He killed innocent people. He was a terrorist. He was a psychopath.
I don’t care whether he could have been medically declared insane or not. Anybody who murders innocent people as Dorner did is psychologically messed up.
But he had zero justification for shedding innocent blood.
If Dorner was discriminated against because of his race (which I’m much more skeptical about), he still had zero justification for what he did.
Two wrongs don’t make a right. And in Dorner’s case, the wrongs he committed against innocent people eclipsed whatever wrongs he may have suffered.
Which brings me back to “good riddance”.
I’m relieved that Dorner killed himself. He saved everyone the circus of a high profile trial. He saved the taxpayers the cost of prosecuting and incarcerating him, through seemingly endless appeals until his eventual execution. Above all, justice was served.

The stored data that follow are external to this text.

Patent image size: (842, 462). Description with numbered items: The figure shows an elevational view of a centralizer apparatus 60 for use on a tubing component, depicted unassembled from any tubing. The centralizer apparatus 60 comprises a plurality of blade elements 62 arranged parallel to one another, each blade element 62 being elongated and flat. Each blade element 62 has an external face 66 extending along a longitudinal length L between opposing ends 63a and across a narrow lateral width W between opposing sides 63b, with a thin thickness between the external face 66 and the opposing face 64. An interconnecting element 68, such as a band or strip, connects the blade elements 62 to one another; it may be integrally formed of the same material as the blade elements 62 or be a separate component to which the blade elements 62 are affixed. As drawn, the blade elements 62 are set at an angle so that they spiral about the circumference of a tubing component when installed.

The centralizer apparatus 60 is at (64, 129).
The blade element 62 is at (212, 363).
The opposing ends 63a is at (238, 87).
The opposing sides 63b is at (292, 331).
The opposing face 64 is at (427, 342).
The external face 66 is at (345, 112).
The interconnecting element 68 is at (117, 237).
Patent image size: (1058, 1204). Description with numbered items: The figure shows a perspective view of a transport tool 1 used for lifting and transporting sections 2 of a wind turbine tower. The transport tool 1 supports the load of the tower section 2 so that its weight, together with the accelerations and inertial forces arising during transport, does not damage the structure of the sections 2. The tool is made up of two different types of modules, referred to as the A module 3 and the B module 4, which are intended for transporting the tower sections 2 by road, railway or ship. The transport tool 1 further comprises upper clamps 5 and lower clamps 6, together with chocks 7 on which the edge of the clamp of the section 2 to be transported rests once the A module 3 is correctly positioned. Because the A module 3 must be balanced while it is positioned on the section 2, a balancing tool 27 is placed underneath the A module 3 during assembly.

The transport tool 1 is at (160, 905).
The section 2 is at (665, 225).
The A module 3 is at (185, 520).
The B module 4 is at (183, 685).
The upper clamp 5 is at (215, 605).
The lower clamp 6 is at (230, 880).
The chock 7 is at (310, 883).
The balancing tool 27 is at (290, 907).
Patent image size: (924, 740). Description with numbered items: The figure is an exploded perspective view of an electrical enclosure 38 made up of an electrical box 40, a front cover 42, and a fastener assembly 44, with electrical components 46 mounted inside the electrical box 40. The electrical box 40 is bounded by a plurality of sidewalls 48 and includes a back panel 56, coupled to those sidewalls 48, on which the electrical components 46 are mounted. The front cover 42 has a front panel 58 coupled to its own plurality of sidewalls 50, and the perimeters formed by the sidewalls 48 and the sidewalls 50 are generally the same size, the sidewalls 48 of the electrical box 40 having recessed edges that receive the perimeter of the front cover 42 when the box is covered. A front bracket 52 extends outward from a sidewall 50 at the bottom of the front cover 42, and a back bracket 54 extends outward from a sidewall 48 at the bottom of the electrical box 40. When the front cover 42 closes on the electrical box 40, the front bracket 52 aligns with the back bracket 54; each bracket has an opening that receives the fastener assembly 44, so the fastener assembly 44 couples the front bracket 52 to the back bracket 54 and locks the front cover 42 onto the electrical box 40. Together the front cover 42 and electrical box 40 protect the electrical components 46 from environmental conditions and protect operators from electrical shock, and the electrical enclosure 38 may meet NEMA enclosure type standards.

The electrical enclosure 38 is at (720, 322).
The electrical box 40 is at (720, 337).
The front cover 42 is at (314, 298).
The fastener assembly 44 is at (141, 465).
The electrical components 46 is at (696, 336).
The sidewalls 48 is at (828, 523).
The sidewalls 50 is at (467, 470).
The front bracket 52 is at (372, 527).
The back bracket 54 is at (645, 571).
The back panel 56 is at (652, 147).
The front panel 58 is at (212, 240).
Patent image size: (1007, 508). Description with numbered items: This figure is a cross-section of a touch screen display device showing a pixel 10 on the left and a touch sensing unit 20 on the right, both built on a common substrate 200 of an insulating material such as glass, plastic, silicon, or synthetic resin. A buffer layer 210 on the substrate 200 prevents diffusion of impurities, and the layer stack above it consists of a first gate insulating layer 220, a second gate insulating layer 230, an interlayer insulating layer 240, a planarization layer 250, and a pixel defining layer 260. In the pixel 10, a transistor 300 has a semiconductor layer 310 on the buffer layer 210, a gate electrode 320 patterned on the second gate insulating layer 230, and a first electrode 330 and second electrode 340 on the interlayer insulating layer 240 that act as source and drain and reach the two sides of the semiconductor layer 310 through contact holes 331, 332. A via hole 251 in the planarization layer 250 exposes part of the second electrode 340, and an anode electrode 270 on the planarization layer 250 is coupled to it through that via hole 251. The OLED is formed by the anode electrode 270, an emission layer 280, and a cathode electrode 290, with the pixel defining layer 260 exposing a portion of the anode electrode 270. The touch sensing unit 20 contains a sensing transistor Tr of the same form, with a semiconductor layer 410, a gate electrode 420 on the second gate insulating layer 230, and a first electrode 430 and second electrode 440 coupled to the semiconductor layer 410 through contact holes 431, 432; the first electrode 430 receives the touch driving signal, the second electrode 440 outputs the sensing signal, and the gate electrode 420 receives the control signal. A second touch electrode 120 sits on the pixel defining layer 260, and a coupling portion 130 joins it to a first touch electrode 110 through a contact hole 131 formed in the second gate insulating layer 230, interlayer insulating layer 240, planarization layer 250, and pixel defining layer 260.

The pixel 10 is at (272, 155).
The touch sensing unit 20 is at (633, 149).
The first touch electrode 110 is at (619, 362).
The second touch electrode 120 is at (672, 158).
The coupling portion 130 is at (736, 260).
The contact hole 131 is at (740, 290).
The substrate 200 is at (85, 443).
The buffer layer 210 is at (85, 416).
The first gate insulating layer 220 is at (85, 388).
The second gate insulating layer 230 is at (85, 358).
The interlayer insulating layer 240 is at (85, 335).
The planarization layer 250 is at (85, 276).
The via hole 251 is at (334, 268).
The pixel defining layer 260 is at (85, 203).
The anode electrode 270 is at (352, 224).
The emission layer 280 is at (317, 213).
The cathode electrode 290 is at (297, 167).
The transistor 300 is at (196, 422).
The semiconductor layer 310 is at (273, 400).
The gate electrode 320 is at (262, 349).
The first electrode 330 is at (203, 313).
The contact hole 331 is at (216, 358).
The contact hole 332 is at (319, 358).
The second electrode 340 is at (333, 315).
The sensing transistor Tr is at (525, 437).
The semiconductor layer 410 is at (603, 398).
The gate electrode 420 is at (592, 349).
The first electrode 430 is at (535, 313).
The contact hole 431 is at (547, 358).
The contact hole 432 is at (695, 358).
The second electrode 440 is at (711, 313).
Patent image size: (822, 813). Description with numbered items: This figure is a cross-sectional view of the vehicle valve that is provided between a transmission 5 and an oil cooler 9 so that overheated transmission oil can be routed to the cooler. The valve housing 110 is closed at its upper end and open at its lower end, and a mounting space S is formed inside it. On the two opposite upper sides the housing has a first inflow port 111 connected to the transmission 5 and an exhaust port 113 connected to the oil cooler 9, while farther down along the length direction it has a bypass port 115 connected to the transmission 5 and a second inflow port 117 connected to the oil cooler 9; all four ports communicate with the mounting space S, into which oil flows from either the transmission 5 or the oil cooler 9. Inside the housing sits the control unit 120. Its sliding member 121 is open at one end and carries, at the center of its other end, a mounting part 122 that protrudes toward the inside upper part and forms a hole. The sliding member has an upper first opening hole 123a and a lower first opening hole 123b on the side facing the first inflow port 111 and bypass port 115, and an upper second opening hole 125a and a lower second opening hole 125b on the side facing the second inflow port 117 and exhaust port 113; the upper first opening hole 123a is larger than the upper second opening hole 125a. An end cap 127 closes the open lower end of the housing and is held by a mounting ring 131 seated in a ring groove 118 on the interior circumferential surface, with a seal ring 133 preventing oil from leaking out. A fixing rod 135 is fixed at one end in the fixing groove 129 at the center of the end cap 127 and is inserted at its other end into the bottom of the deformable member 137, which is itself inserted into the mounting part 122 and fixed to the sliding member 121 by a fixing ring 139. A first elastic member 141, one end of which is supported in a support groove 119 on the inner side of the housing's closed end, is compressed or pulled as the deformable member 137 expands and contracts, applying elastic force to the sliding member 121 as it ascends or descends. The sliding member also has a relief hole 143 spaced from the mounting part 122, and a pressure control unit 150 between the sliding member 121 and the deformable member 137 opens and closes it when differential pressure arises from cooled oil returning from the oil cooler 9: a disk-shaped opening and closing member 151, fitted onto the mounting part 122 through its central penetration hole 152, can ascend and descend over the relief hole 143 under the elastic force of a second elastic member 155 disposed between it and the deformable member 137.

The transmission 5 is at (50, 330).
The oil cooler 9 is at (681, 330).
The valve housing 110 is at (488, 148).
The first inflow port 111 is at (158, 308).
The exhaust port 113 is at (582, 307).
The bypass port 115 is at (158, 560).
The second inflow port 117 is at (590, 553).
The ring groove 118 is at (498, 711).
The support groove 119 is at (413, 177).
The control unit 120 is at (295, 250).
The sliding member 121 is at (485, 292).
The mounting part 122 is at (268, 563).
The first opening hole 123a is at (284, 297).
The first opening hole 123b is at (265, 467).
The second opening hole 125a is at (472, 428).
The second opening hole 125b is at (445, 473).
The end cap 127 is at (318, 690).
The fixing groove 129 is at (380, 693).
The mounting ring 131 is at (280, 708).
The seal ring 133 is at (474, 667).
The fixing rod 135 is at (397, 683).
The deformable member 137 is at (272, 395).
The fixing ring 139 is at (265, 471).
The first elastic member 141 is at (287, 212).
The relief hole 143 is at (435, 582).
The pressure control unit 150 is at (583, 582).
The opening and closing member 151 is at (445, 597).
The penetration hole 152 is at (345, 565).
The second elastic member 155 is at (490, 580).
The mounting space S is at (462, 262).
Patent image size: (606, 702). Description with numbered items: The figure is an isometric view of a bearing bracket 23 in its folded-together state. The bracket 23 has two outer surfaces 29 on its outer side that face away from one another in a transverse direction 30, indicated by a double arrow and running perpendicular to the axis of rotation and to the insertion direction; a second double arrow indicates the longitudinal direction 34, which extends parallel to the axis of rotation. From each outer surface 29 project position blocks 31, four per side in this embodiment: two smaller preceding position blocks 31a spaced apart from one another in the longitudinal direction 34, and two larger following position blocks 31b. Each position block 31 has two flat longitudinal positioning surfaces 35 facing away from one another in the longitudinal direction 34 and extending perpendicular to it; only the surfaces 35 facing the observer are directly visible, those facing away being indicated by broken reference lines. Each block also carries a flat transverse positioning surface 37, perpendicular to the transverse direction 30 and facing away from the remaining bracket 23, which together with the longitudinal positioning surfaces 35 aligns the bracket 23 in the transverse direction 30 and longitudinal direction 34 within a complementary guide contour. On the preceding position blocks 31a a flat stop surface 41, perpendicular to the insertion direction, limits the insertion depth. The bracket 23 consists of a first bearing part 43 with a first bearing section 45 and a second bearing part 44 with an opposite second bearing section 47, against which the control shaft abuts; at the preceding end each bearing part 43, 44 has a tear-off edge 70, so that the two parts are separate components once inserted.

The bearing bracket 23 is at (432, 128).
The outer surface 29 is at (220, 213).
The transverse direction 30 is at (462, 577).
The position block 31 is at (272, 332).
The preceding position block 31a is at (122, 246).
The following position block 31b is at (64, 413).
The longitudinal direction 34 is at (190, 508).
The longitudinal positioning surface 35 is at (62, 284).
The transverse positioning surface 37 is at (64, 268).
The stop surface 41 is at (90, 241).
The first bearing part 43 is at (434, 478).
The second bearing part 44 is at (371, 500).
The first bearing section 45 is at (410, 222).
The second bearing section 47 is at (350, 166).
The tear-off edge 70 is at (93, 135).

Death penalty opponents would argue that criminals like Dorner shouldn’t be sentenced to death. They would even misappropriate one of the phrases I used to condemn Dorner’s actions, that “two wrongs don’t make a right”.
In the face of incontrovertible evidence, after the due process of law, regardless of real or supposed mental incompetence, it would be wrong — a miscarriage of justice — to not execute a person who willfully, intentionally sheds innocent blood.
A lesser punishment would not fit the crime.